A new study appearing in the Journal of the American Medical Association finds that genetic variants may not affect whether someone responds to a particular weight loss approach.

These findings, Stat News notes, could put a damper on companies that say they can link people to the diet that's best for them based on their genetics. Interleukin Genetics, for instance, offered a gene-based weight management program, though Orig3n recently purchased much of its assets.

Researchers from Stanford University Medical School enrolled 609 overweight adults in to the Diet Intervention Examining The Factors Interacting with Treatment Success (DIETFITS) trial and randomized them to follow either a healthy low-fat diet or a healthy low-carbohydrate diet. After 12 months, there was no significant difference in weight loss between the groups.

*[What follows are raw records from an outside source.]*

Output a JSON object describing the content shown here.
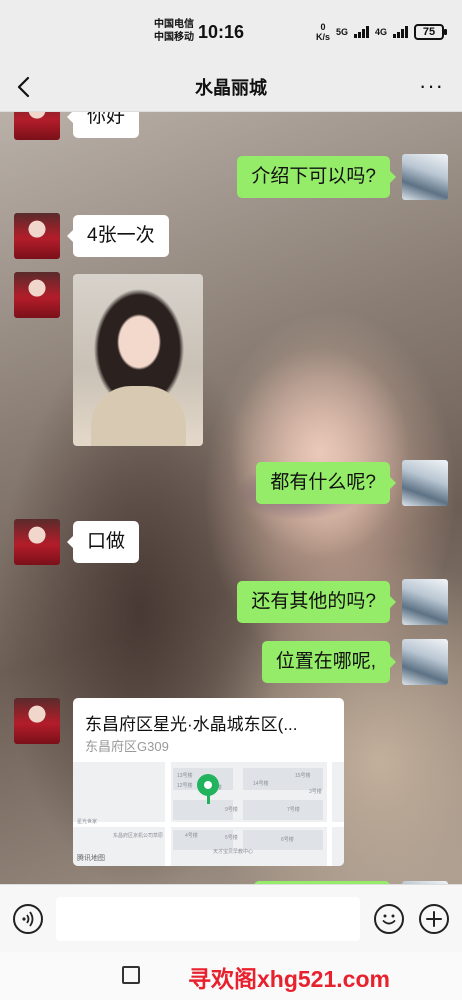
{
  "status_bar": {
    "carrier_1": "中国电信",
    "carrier_2": "中国移动",
    "time": "10:16",
    "net_speed_value": "0",
    "net_speed_unit": "K/s",
    "signal_tag_1": "5G",
    "signal_tag_2": "4G",
    "battery": "75"
  },
  "header": {
    "title": "水晶丽城",
    "back_icon": "chevron-left-icon",
    "more_label": "···"
  },
  "messages": [
    {
      "side": "in",
      "type": "text",
      "text": "你好"
    },
    {
      "side": "out",
      "type": "text",
      "text": "介绍下可以吗?"
    },
    {
      "side": "in",
      "type": "text",
      "text": "4张一次"
    },
    {
      "side": "in",
      "type": "image"
    },
    {
      "side": "out",
      "type": "text",
      "text": "都有什么呢?"
    },
    {
      "side": "in",
      "type": "text",
      "text": "口做"
    },
    {
      "side": "out",
      "type": "text",
      "text": "还有其他的吗?"
    },
    {
      "side": "out",
      "type": "text",
      "text": "位置在哪呢,"
    },
    {
      "side": "in",
      "type": "location",
      "name": "东昌府区星光·水晶城东区(...",
      "address": "东昌府区G309"
    }
  ],
  "map": {
    "labels": [
      "13号楼",
      "14号楼",
      "15号楼",
      "12号楼",
      "8号楼",
      "9号楼",
      "7号楼",
      "4号楼",
      "5号楼",
      "6号楼",
      "3号楼",
      "星光世家",
      "东昌府区京机公司草原",
      "天才宝贝早教中心"
    ],
    "brand": "腾讯地图"
  },
  "input_bar": {
    "voice_icon": "voice-icon",
    "emoji_icon": "emoji-icon",
    "plus_icon": "plus-icon",
    "placeholder": ""
  },
  "nav_bar": {
    "recents_icon": "square-icon",
    "watermark": "寻欢阁xhg521.com"
  },
  "colors": {
    "out_bubble": "#95ec69",
    "in_bubble": "#ffffff",
    "map_pin": "#22b35e",
    "watermark": "#e8212e"
  }
}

The Stanford team also tested whether SNPs in certain genes previously linked to fat and carbohydrate metabolism could identify patients who would respond better to either of the diet types. But again, the researchers found no evidence that those genotype patterns influenced patients' responses to the different diets.

A previous, though smaller, study from the same Stanford team did find, though, that people who were placed on diets that aligned to their genotypes lost weight. But as GenomeWeb's Turna Ray reported in November, those results were not published, as replication in a larger cohort — such as this new study — was needed.

"We know weight loss is tough and sustained weight loss is even tougher. Genetics are relevant … [but] it seems highly unlikely that providing genetic risk information is going to be the magical formula that is going to fix this complex problem," the University of Alberta's Timothy Caulfield tells Stat News.